Who will be hit the hardest?
- The developing world will be hardest hit.
- The World Bank estimates that sub-Saharan Africa will see its first recession in 25 years, with nearly half of all jobs lost across the continent.
- South Asia will likely experience its worst economic performance in 40 years.
- Informal Sector: Most at risk are people working in the informal sector, which employs 2 billion people who have no access to benefits like unemployment assistance or health care.
Gains lost
- The gains now at risk are a stark reminder of global inequality and how much more there is to be done.
- In 1990, 36% of the world’s population, or 1.9 billion people, lived on less than $1.90 a day.
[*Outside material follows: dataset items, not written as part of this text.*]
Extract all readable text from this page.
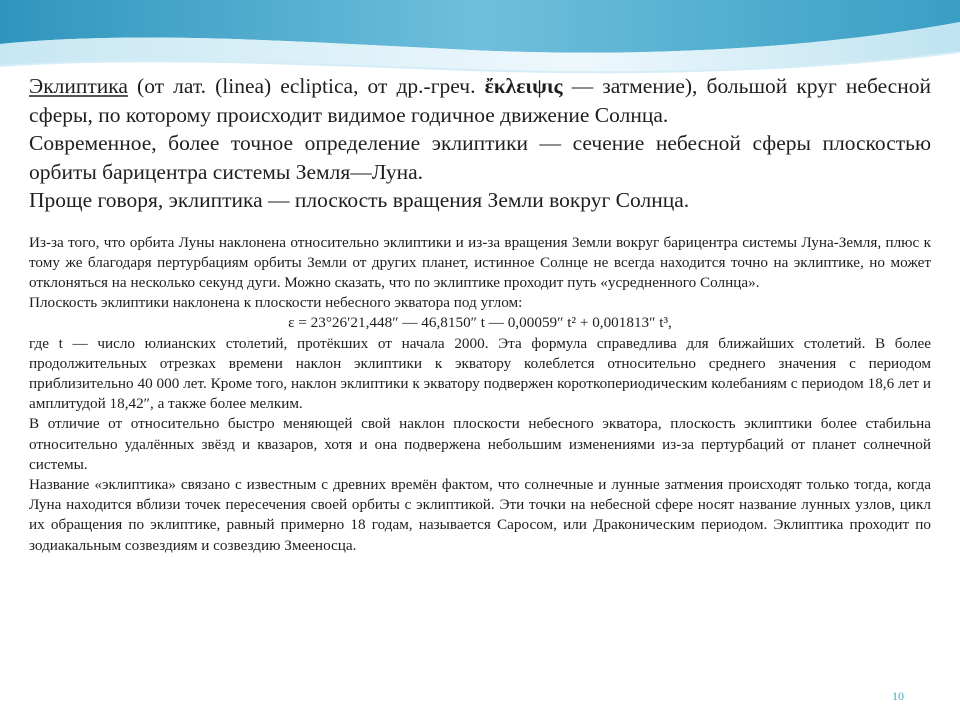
Эклиптика (от лат. (linea) ecliptica, от др.-греч. ἔκλειψις — затмение), большой круг небесной сферы, по которому происходит видимое годичное движение Солнца.

Современное, более точное определение эклиптики — сечение небесной сферы плоскостью орбиты барицентра системы Земля—Луна.

Проще говоря, эклиптика — плоскость вращения Земли вокруг Солнца.

Из-за того, что орбита Луны наклонена относительно эклиптики и из-за вращения Земли вокруг барицентра системы Луна-Земля, плюс к тому же благодаря пертурбациям орбиты Земли от других планет, истинное Солнце не всегда находится точно на эклиптике, но может отклоняться на несколько секунд дуги. Можно сказать, что по эклиптике проходит путь «усредненного Солнца».

Плоскость эклиптики наклонена к плоскости небесного экватора под углом:

ε = 23°26′21,448″ — 46,8150″ t — 0,00059″ t² + 0,001813″ t³,

где t — число юлианских столетий, протёкших от начала 2000. Эта формула справедлива для ближайших столетий. В более продолжительных отрезках времени наклон эклиптики к экватору колеблется относительно среднего значения с периодом приблизительно 40 000 лет. Кроме того, наклон эклиптики к экватору подвержен короткопериодическим колебаниям с периодом 18,6 лет и амплитудой 18,42″, а также более мелким.

В отличие от относительно быстро меняющей свой наклон плоскости небесного экватора, плоскость эклиптики более стабильна относительно удалённых звёзд и квазаров, хотя и она подвержена небольшим изменениями из-за пертурбаций от планет солнечной системы.

Название «эклиптика» связано с известным с древних времён фактом, что солнечные и лунные затмения происходят только тогда, когда Луна находится вблизи точек пересечения своей орбиты с эклиптикой. Эти точки на небесной сфере носят название лунных узлов, цикл их обращения по эклиптике, равный примерно 18 годам, называется Саросом, или Драконическим периодом. Эклиптика проходит по зодиакальным созвездиям и созвездию Змееносца.

10
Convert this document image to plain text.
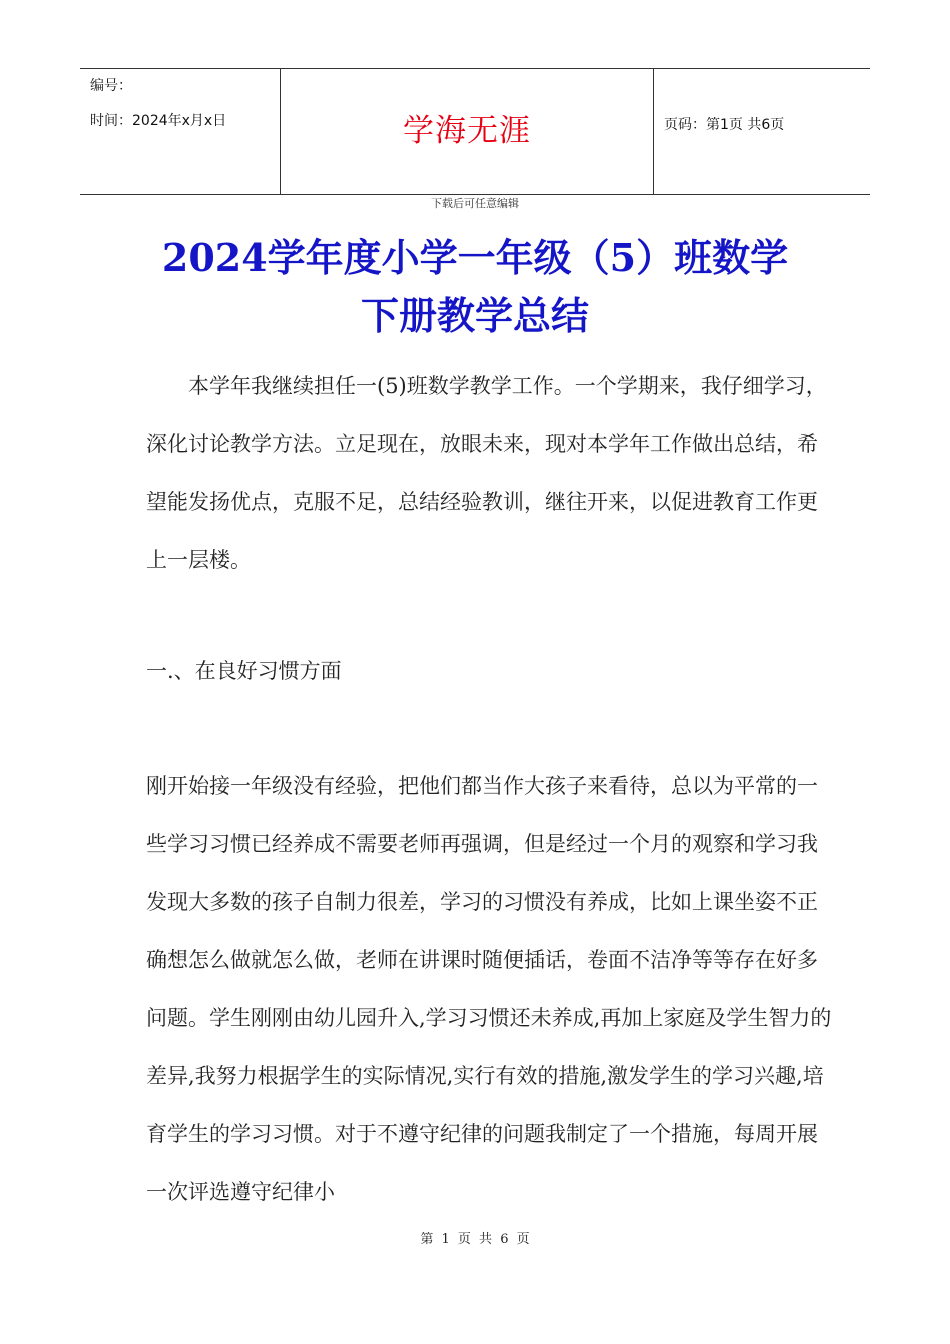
编号：
时间：2024年x月x日	学海无涯	页码：第1页 共6页
下载后可任意编辑
2024学年度小学一年级（5）班数学
下册教学总结

本学年我继续担任一(5)班数学教学工作。一个学期来，我仔细学习，深化讨论教学方法。立足现在，放眼未来，现对本学年工作做出总结，希望能发扬优点，克服不足，总结经验教训，继往开来，以促进教育工作更上一层楼。

一.、在良好习惯方面

刚开始接一年级没有经验，把他们都当作大孩子来看待，总以为平常的一些学习习惯已经养成不需要老师再强调，但是经过一个月的观察和学习我发现大多数的孩子自制力很差，学习的习惯没有养成，比如上课坐姿不正确想怎么做就怎么做，老师在讲课时随便插话，卷面不洁净等等存在好多问题。学生刚刚由幼儿园升入,学习习惯还未养成,再加上家庭及学生智力的差异,我努力根据学生的实际情况,实行有效的措施,激发学生的学习兴趣,培育学生的学习习惯。对于不遵守纪律的问题我制定了一个措施，每周开展一次评选遵守纪律小

第 1 页 共 6 页
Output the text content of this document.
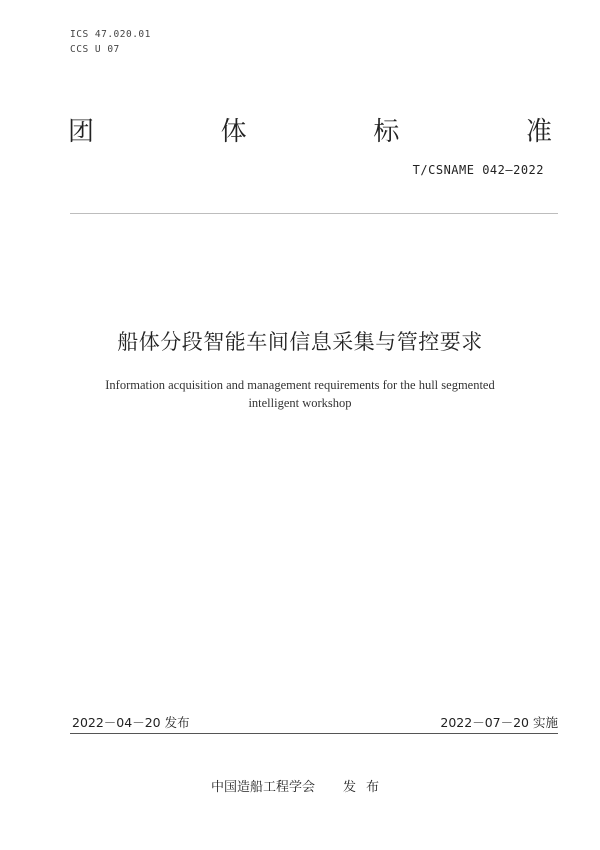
ICS 47.020.01
CCS U 07
团	体	标	准
T/CSNAME 042—2022
船体分段智能车间信息采集与管控要求
Information acquisition and management requirements for the hull segmented intelligent workshop
2022－04－20 发布	2022－07－20 实施
中国造船工程学会 发布
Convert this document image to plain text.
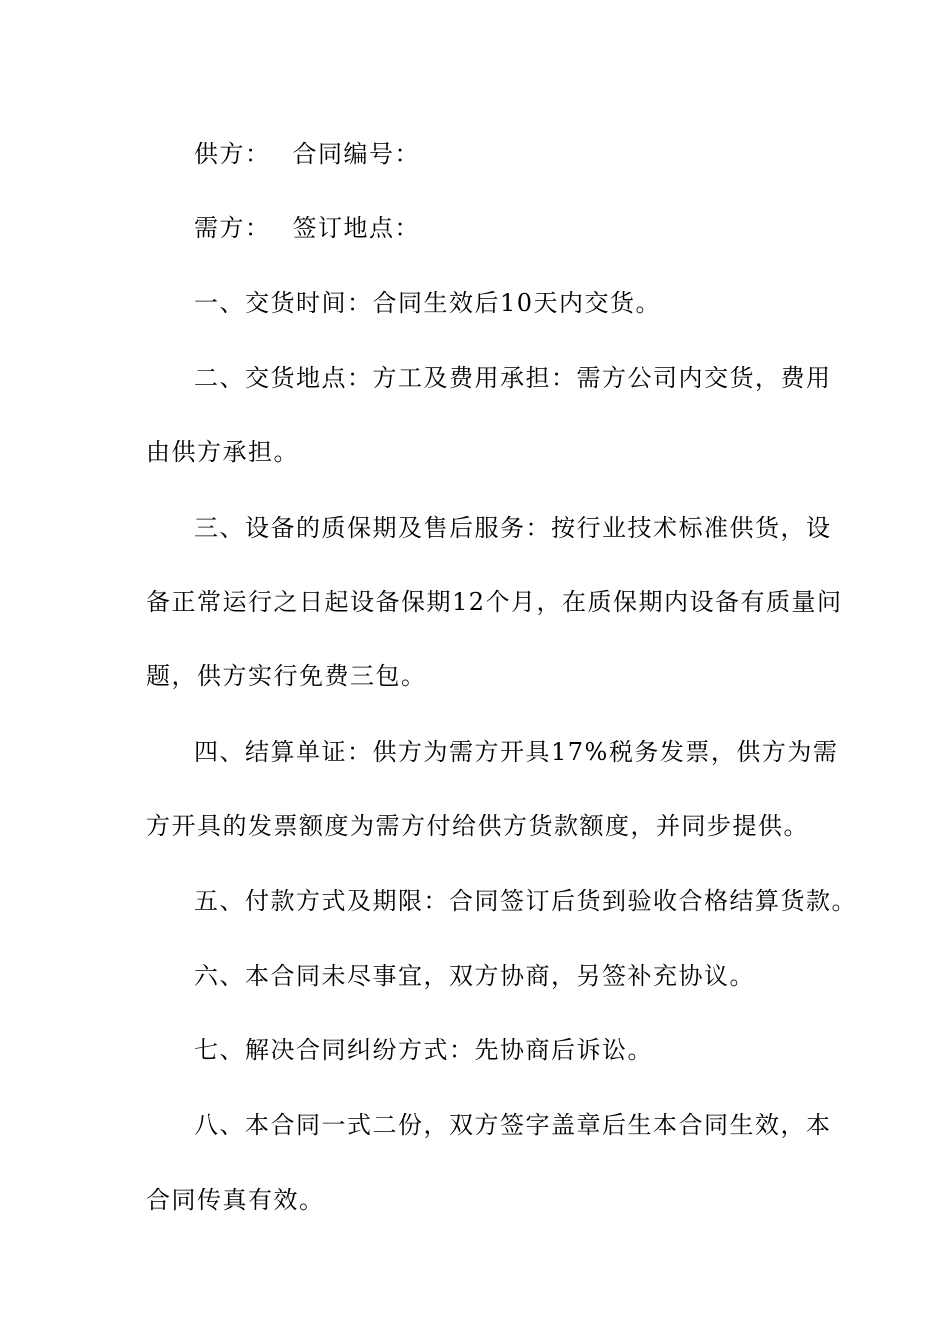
供方： 合同编号：
需方： 签订地点：
一、交货时间：合同生效后10天内交货。
二、交货地点：方工及费用承担：需方公司内交货，费用
由供方承担。
三、设备的质保期及售后服务：按行业技术标准供货，设
备正常运行之日起设备保期12个月，在质保期内设备有质量问
题，供方实行免费三包。
四、结算单证：供方为需方开具17%税务发票，供方为需
方开具的发票额度为需方付给供方货款额度，并同步提供。
五、付款方式及期限：合同签订后货到验收合格结算货款。
六、本合同未尽事宜，双方协商，另签补充协议。
七、解决合同纠纷方式：先协商后诉讼。
八、本合同一式二份，双方签字盖章后生本合同生效，本
合同传真有效。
- By 2016, that number had dropped to 734 million people, or 10% of the world’s population, largely because of progress in South Asia and China.
- Some of the biggest gains were made in India, where 210 million people were lifted out of poverty from 2006 to 2016, according to the UN.
- But all this progress may be reversed, experts worry, and funding for anti-poverty programmes may be cut as governments struggle with stagnant growth rates or economic contractions as the world heads for a recession.